Route information
- Length: 3.6 mi (5.8 km)

Major junctions
- From: Nether Liberton, Edinburgh
- A701 A720 A7
- To: Lasswade, Edinburgh

Location
- Country: United Kingdom
- Constituent country: Scotland

Road network
- Roads in the United Kingdom; Motorways; A and B road zones;

= A772 road =

Road in Edinburgh

The A772 was a major A road located in Edinburgh, Scotland. The A772 was originally the A7 before a major renumbering of the roads into Edinburgh and also begins there, at a junction with the A701 in the neighbourhood of Nether Liberton. From this junction, the A772 heads south-east through Gilmerton, a suburb of Edinburgh. This part is known as Gilmerton Road and has a 30 mph speed limit. At the edge of Gilmerton, the road becomes Drum Street, where it passes The Drum, an 18th-century country house, before reverting to Gilmerton Road.

Approximately 0.5 mi from its eastern terminus, it crosses over the Edinburgh City Bypass (A720) as a partial grade-separated junction utilizing a pair of roundabouts, where there is evidence of the junction almost having an east-facing sliproad.

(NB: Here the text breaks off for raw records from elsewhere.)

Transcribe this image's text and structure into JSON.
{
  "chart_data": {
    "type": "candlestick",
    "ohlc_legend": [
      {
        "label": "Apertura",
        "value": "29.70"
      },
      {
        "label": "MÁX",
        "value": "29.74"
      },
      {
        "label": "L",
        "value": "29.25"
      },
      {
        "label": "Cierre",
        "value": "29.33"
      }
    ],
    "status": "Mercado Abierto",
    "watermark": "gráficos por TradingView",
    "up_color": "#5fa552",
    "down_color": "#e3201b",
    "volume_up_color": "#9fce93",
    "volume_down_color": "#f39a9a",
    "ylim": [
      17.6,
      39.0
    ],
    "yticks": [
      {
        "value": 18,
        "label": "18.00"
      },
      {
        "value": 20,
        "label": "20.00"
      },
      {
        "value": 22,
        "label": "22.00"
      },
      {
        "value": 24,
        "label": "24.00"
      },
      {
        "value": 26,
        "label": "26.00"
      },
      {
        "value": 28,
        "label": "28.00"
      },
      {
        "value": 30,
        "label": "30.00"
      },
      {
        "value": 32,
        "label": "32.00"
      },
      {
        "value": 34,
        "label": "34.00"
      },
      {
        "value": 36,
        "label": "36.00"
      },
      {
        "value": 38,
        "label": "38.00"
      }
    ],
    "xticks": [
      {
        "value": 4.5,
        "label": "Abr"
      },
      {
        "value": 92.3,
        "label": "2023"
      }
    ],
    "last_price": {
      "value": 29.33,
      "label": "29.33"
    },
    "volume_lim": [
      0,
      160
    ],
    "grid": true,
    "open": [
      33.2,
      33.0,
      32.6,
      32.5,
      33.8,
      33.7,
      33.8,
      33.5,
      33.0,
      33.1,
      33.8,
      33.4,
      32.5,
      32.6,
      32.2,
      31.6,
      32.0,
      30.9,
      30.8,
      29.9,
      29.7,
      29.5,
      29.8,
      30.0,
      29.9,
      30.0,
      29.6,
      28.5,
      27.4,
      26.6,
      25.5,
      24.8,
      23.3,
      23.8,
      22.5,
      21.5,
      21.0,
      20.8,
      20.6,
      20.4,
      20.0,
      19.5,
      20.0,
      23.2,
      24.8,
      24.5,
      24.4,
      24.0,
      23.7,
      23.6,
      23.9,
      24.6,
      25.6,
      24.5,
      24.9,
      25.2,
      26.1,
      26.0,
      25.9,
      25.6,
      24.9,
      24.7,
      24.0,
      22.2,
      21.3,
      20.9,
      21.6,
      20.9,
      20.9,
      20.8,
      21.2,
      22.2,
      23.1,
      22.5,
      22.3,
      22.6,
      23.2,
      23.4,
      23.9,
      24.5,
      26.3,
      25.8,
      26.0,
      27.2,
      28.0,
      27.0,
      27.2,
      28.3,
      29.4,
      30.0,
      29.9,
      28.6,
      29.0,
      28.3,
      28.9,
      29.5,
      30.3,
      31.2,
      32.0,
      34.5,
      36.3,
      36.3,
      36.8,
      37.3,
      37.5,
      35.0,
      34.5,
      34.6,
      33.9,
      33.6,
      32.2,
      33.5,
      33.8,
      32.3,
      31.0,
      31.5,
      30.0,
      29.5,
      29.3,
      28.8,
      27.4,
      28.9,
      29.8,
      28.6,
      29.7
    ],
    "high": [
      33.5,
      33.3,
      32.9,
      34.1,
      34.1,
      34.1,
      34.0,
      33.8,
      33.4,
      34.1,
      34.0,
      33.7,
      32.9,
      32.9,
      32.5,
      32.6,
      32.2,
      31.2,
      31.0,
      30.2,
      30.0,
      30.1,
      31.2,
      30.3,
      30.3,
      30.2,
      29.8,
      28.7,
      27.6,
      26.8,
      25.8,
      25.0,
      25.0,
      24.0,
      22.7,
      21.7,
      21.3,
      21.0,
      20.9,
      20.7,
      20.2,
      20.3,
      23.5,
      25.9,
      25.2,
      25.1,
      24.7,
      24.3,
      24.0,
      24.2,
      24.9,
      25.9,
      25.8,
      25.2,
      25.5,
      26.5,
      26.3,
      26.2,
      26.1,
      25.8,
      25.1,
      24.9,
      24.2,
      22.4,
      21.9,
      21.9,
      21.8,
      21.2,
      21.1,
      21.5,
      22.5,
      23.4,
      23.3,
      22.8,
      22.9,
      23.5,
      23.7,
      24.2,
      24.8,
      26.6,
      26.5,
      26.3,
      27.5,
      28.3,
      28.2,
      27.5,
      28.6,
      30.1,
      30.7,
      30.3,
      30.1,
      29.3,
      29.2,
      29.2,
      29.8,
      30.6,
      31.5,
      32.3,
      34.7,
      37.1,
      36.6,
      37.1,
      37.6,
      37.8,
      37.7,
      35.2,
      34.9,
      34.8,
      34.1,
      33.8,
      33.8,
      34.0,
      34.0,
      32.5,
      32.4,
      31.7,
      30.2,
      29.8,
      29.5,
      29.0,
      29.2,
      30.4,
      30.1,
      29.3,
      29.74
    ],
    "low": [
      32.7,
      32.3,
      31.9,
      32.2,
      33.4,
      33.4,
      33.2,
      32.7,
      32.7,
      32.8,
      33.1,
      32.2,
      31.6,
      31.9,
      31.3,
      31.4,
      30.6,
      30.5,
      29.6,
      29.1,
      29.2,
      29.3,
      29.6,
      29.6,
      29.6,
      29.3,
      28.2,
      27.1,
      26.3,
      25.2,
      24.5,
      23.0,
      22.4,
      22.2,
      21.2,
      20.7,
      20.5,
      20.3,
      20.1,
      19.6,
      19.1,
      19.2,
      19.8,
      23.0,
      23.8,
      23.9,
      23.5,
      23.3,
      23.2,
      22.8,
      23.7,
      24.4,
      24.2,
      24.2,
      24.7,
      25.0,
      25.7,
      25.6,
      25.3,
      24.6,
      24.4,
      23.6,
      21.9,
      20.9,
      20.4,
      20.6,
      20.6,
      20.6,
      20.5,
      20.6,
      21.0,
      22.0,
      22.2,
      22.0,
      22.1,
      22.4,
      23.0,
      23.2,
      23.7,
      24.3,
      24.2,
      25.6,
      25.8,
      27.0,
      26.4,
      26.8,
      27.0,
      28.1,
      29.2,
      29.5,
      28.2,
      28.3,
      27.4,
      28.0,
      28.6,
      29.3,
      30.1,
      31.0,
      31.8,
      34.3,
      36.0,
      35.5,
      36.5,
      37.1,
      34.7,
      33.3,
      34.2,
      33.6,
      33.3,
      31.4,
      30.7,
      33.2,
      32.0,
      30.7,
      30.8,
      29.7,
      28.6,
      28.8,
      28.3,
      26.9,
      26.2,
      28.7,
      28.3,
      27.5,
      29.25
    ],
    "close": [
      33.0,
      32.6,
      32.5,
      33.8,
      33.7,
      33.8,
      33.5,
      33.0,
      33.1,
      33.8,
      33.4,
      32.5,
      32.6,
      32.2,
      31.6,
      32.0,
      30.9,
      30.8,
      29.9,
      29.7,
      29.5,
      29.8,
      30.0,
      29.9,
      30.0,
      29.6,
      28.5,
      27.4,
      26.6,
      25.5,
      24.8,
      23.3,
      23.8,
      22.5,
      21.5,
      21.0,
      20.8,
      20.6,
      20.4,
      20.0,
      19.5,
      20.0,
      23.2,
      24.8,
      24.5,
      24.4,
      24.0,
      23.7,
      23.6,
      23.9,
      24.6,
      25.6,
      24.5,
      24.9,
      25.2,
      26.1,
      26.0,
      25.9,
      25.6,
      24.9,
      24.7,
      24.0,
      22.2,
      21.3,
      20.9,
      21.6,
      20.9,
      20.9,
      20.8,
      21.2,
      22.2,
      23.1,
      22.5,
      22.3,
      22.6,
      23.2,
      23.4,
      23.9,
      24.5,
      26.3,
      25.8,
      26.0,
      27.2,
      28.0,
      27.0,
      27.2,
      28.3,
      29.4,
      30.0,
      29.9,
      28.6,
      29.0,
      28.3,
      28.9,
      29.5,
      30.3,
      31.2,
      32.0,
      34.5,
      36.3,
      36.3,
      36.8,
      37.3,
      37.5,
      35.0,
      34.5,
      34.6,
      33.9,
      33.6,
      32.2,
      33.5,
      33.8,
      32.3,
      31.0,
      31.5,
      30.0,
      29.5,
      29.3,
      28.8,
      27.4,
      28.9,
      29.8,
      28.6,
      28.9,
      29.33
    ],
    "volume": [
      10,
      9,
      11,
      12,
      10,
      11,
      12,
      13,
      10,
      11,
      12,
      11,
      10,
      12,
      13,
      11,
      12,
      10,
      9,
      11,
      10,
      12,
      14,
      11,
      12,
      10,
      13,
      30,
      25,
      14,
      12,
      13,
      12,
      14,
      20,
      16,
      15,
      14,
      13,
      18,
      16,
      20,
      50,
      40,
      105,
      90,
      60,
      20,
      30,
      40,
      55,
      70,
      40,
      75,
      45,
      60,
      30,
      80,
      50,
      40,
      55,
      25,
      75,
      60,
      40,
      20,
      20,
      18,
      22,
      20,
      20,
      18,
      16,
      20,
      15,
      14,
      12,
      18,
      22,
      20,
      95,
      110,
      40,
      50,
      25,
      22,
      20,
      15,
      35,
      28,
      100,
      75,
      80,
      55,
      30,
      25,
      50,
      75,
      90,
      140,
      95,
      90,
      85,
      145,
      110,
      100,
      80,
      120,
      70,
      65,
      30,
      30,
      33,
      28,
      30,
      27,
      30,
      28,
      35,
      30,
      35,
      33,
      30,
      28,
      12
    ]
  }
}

Continuing along the Gilmerton Road, the A772 has a roundabout for Dobbies Garden Centre and Edinburgh Butterfly and Insect World, and an inn. Shortly afterwards, the A772 meets its eastern terminus at the Gilmerton Road Roundabout with the A7 and B6392 (formerly the A68) at the community of Melville Nurseries, between Lasswade and Dalkeith. The B6392 continues to be called Gilmerton Road as far as the River North Esk.